Le premier chapitre et le dernier chapitre du roman se répondent parfaitement. Dès l'Incipit, on voit les nouveaux riches commencer à prendre le pouvoir au détriment de la vieille classe riche de New York. Ces derniers, en particulier la mère d'Archer, vit douloureusement cette évolution, avec le sentiment de vivre une époque de décadence. A la fin du roman, l'évolution est consommée : les nouveaux riches ont pris le pouvoir. Tout le roman peut se lire comme une évolution dynamique de la structure économique de cette société, qui passe d'un régime de la richesse traditionnel à une nouvelle économie de la richesse beaucoup plus mobile. Et comme elle est plus mobile, elle est aussi très instable : le pouvoir de l'argent est un pouvoir disruptif qui introduit dans la société un facteur d'instabilité. Julius Beaufort, rappelons le, va faire faillite.
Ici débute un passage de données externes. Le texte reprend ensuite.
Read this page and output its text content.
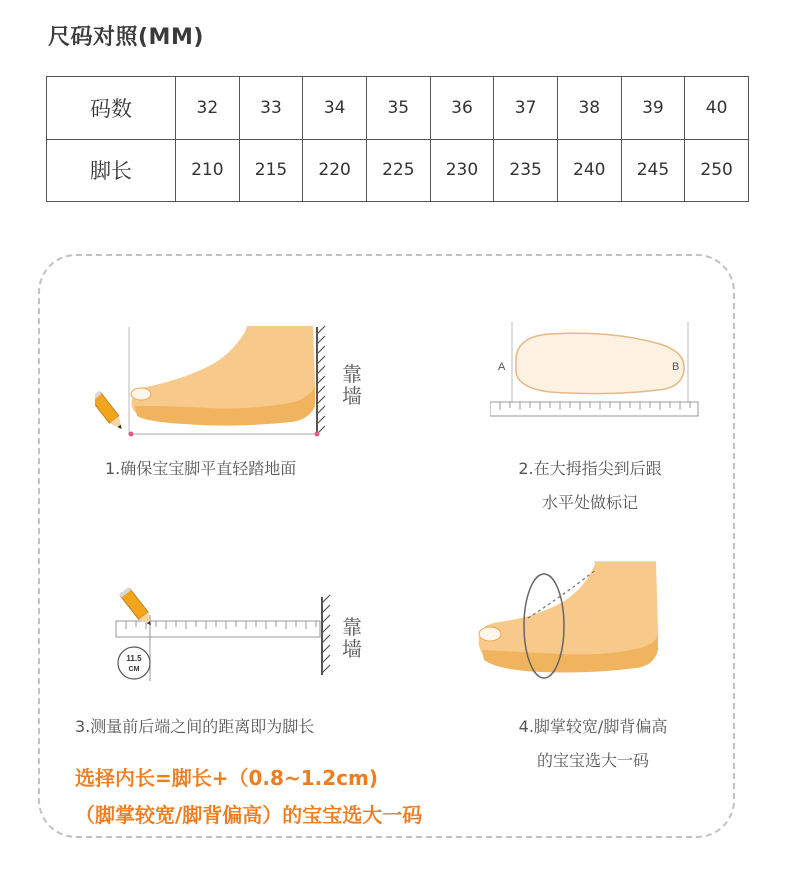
尺码对照(MM)
码数	32	33	34	35	36	37	38	39	40
脚长	210	215	220	225	230	235	240	245	250
靠
墙
1.确保宝宝脚平直轻踏地面
A	B
2.在大拇指尖到后跟
水平处做标记
11.5
CM
靠
墙
3.测量前后端之间的距离即为脚长	4.脚掌较宽/脚背偏高
的宝宝选大一码
选择内长=脚长+（0.8~1.2cm)
（脚掌较宽/脚背偏高）的宝宝选大一码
Par conséquent, on voit apparaître non seulement une nouvelle classe sociale parasitant l'ancienne classe sociale qui représentait les riches, mais en plus de cela cette économie capitaliste fait que la société du même coup devient profondément instable dans sa structure. Le temps s'accélère sous la forme d'une disparition des vieux usages. Le temps de l'innocence est le temps dans lequel a vécu May, temps qu'elle n'a pas vu disparaître, au point que sa famille, raconte la narratrice, lui aura soigneusement caché les évolutions du nouveau monde.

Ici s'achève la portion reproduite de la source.